王满仓手上的血泡磨破了,结成暗红色的血痂,第二天又在旧痂上磨出新泡。聂枫看不过去,用林老先生给的、治疗轻微跌打损伤的药油,调了点麻油,给他涂抹。王满仓疼得龇牙咧嘴,却死活不肯停下练习,只是把手在衣服上蹭蹭,又继续。
“王叔,歇一天吧,等手好点再练。”聂枫劝道。
“没事,小聂师傅,皮糙肉厚,不得事。我这人笨,就得下死功夫。”王满仓憨憨一笑,露出被劣质烟草熏得有些发黄的牙齿,“我多练一会儿,就能早一点找到您说的那个‘寸劲’。”
见他坚持,聂枫也不再劝,只是给他换了更柔软些的棉布,垫在米袋外面练习,减少摩擦。
除了练习“米袋”,聂枫也开始教王满仓一些最基本的理论。他没有林老先生那样渊博的学识和深入浅出的讲解能力,只能把自己理解的东西,用最直白的话说出来。

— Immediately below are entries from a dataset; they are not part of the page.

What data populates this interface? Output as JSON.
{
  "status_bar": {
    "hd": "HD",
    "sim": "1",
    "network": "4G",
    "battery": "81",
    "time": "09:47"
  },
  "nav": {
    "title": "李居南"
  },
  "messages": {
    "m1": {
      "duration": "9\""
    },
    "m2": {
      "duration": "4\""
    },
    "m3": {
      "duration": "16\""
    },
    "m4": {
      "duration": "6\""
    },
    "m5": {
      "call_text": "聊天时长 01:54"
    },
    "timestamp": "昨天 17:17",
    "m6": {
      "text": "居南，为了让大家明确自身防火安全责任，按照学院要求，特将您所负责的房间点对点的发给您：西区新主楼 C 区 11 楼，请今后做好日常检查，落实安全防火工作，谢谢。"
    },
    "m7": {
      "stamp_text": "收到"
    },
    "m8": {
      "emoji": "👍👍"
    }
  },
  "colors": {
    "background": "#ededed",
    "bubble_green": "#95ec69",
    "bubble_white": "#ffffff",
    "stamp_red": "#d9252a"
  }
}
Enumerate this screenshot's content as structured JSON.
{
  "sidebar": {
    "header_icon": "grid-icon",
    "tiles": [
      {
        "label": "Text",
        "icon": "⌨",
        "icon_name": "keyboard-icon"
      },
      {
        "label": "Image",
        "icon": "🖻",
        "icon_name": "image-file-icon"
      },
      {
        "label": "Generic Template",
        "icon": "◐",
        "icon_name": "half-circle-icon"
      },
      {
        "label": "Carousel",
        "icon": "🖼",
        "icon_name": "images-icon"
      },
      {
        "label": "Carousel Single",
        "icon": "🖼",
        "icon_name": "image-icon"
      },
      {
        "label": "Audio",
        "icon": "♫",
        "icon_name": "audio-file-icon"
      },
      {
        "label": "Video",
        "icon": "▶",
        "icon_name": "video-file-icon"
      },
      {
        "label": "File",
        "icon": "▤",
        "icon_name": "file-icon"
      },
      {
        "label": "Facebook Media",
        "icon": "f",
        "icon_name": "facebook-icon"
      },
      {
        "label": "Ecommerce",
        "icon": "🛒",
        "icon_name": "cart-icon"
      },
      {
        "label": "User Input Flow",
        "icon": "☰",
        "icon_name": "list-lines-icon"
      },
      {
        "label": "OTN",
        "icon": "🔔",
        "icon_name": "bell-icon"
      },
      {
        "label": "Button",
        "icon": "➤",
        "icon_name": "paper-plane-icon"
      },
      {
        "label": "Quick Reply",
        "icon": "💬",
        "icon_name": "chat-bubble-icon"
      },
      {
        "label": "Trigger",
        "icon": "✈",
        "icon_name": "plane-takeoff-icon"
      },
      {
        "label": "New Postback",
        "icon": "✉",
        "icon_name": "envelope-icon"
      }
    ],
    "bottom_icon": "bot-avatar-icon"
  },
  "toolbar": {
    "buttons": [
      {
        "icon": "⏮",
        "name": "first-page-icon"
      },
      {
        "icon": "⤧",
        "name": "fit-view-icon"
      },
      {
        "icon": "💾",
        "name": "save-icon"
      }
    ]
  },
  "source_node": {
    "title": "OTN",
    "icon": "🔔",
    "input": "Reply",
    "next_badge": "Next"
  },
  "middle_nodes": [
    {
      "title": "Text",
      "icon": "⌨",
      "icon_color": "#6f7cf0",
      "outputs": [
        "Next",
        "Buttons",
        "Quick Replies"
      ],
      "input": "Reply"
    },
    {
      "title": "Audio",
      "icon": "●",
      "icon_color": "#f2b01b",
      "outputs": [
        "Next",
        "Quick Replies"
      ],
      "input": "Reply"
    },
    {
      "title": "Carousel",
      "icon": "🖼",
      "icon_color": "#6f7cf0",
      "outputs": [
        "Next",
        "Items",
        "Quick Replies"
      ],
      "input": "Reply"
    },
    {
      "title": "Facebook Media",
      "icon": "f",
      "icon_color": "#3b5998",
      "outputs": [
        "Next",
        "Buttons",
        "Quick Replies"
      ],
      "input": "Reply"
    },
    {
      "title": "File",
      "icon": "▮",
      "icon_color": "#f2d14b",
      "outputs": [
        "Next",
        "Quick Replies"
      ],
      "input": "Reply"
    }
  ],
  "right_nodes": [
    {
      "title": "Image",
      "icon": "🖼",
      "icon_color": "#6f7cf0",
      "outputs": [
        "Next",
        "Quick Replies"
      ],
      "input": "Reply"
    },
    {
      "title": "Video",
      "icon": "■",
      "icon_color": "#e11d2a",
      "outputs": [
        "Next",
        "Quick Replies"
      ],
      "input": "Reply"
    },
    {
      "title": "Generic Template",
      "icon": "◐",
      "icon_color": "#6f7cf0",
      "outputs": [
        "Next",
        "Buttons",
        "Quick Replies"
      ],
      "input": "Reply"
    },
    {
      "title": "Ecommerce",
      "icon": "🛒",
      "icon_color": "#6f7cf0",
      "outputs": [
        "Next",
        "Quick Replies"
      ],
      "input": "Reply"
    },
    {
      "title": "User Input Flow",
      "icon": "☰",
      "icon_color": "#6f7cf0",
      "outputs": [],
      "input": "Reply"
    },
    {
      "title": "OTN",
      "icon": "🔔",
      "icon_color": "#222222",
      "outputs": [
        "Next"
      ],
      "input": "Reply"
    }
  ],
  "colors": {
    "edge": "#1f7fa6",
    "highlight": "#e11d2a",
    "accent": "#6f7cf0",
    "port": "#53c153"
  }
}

他拿着炭笔,在废纸背面画些歪歪扭扭的简图,指着图上大概的位置:“这里,是肩膀最容易酸疼的地方,叫‘肩井’,按这里能放松肩膀……这里是腰眼,旁边这两点,是‘肾俞’,腰痛常和这里有关……手上的力道,要从腰发出来,通过肩膀,传到胳膊,再到手上,不是光用手臂的力气……”
王满仓听得似懂非懂,但他有个笨办法——死记硬背。聂枫说的每句话,他都努力记在心里,晚上回家,就着昏暗的灯光,用粗糙的手指在床单上比划,嘴里还小声嘀咕着“肩井”、“肾俞”、“腰发力”……
偶尔,林老先生会踱步过来。他并不进门,只是站在门口,或者隔着窗户,静静地看一会儿。他从不评价王满仓的手法好坏,只是偶尔,在聂枫讲解某个要点时,会淡淡地插一句:“此言差矣。力非从腰出,乃从地起,经足、腿、腰、背,节节贯串,方为整劲。”
或是:“肩井非只一处,筋结所在,便是井口。需以手探之,以心感之,非按图索骥可成。”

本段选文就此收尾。